Hatch miró en dirección al mar. Durante un segundo, la escena pareció congelarse, inmóvil, pero luego un inmenso geiser, iluminado desde dentro con una intensa luz naranja, surgió del océano. Un instante más tarde, la onda expansiva hizo temblar las ventanas de la plataforma de observación. La onda se transmitió a través del agua, y treinta segundos más tarde el sordo ruido llegaba al continente. El geiser ascendió con un extraño movimiento como en cámara lenta, seguido por una niebla de roca pulverizada, lodo y algas marinas. Y cuando las aguas descendieron como una lluvia, el océano se agitó en olas inmensas. La
Naiad
, que era la motora más cercana a la explosión, se balanceó como una frágil cáscara de nuez en las aguas revueltas.

—Explosión dos —dijo Neidelman, y una segunda explosión desgarró los arrecifes a unos cien metros de la primera. Uno por uno estallaron los explosivos en las profundidades del mar, hasta que Hatch tuvo la sensación de que toda la costa sur de la isla Ragged había sucumbido a una tormenta devastadora.

Es una pena que no sea domingo, pensó. Le habríamos hecho un favor a Clay despertando a toda la gente que se duerme en sus sermones.

Hubo un breve compás de espera mientras las aguas se asentaban y los equipos de buceadores examinaban el resultado de la operación.
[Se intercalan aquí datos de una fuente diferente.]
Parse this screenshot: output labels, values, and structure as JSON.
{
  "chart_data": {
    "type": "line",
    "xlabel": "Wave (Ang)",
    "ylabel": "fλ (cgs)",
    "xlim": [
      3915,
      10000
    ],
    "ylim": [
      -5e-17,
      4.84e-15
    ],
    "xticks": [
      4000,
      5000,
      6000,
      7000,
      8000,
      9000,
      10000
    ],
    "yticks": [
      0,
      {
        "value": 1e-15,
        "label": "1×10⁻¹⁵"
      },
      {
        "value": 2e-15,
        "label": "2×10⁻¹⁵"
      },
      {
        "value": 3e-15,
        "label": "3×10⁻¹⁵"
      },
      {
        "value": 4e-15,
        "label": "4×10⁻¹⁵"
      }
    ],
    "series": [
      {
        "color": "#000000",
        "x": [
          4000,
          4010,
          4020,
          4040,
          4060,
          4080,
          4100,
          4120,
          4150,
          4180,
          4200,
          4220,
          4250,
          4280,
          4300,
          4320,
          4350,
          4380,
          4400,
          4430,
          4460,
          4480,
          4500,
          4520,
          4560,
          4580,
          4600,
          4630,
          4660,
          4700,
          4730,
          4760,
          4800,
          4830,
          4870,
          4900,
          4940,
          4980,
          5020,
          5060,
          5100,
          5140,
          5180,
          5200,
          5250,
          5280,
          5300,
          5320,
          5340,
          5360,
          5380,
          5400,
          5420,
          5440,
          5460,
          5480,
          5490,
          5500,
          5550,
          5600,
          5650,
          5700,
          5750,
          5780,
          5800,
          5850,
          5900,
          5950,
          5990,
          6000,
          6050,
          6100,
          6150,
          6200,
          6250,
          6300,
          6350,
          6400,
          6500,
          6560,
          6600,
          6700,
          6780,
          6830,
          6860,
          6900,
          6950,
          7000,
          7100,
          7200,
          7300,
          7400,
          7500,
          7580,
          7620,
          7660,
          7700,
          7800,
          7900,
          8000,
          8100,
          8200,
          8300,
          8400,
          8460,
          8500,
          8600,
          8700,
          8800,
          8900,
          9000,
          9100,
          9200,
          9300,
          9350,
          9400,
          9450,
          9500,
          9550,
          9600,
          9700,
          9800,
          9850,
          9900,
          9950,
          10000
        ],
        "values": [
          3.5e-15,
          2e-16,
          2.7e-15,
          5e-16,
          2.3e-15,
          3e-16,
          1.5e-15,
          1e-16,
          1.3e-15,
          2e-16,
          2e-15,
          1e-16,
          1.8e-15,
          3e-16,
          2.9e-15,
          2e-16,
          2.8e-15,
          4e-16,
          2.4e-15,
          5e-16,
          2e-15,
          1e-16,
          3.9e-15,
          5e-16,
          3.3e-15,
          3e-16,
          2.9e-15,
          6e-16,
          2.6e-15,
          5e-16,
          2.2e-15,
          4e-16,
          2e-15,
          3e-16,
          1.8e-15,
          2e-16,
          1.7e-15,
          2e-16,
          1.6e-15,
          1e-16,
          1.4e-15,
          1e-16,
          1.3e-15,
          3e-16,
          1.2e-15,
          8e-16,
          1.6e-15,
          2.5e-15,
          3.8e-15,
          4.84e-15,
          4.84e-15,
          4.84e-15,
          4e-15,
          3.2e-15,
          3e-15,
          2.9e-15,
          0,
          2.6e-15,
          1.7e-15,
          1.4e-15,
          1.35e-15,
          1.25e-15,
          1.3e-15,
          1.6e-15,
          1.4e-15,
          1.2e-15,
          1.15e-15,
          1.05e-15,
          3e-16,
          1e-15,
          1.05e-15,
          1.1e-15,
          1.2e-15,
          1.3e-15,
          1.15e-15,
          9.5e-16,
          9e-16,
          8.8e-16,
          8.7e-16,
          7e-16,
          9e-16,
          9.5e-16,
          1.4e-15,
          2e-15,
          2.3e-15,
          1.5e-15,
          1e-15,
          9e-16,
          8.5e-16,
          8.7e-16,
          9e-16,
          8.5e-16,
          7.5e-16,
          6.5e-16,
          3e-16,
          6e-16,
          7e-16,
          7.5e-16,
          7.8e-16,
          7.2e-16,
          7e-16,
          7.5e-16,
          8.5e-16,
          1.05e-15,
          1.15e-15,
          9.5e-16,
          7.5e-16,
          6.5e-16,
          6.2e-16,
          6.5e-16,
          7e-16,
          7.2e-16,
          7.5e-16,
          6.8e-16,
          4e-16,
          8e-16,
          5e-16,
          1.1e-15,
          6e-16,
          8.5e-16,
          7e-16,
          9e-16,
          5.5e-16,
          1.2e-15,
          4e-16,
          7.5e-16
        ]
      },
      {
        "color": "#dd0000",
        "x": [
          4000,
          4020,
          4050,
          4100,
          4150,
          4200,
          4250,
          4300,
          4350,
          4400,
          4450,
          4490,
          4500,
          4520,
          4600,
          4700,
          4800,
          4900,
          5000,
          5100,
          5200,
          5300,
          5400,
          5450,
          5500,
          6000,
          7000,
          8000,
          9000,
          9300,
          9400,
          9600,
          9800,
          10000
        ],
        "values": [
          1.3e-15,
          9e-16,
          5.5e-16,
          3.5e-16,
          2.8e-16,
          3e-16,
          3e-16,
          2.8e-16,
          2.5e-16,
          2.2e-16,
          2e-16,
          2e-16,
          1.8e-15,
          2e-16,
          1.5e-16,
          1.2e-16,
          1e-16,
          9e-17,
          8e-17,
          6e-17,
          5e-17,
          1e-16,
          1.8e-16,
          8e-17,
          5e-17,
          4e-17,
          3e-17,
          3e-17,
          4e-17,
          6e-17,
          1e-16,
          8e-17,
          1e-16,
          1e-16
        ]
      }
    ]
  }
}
Cuando le comunicaron que los cinco túneles habían sido clausurados, Neidelman le dijo a Magnusen:

—Conecte las válvulas de desagüe de las bombas; prográmelas para que extraigan a razón de cien mil litros por minuto. Streeter, que sus hombres se preparen.

Con la radio en la mano, se dirigió al grupo reunido en la torre.

—Vamos a vaciar el Pozo de Agua —les dijo.

Se oyó un rugido cuando los motores de las bombas se pusieron en marcha. Y casi al mismo tiempo, cuando las bombas comenzaron a absorber el agua de las profundidades, se oyó un sordo latido que venía del pozo. Hatch vio que la gruesa manguera se ponía rígida cuando el agua comenzó su jornada desde el Pozo de Agua y a través de la isla, hacia el océano. Rankin y Bonterre no quitaban los ojos de la pantalla que mostraba el interior del pozo, mientras Magnusen vigilaba el subsistema de la bomba. La torre comenzó a vibrar suavemente.

Pasaron unos minutos.

—El nivel del agua ha descendido un metro y medio —anunció Magnusen.

—Aquí la diferencia de nivel que se produce entre la marea alta y la baja es de dos metros y medio —le dijo Neidelman a Hatch—. En el interior del pozo, el agua nunca desciende más de dos metros y medio, ni siquiera con la marea más baja. Cuando nosotros lleguemos a los tres metros, sabremos que hemos triunfado.

Hubo unos minutos muy tensos. Después Magnusen levantó la cabeza del cuadro de mandos.

—El nivel del agua ha descendido tres metros —anunció con voz flemática.

Los demás se miraron en silencio, y de repente una gran sonrisa apareció en el rostro de Neidelman.

En unos segundos la torre de observación de Orthanc se convirtió en un manicomio feliz. Bonterre lanzó un silbido y se arrojó a los brazos del sorprendido Rankin. Los técnicos se felicitaron con entusiastas palmadas en la espalda, y hasta los labios de Magnusen se estiraron en algo parecido a una sonrisa. Y en medio de la algarabía, alguien trajo copas de champán de plástico y una botella de Veuve Cliquot.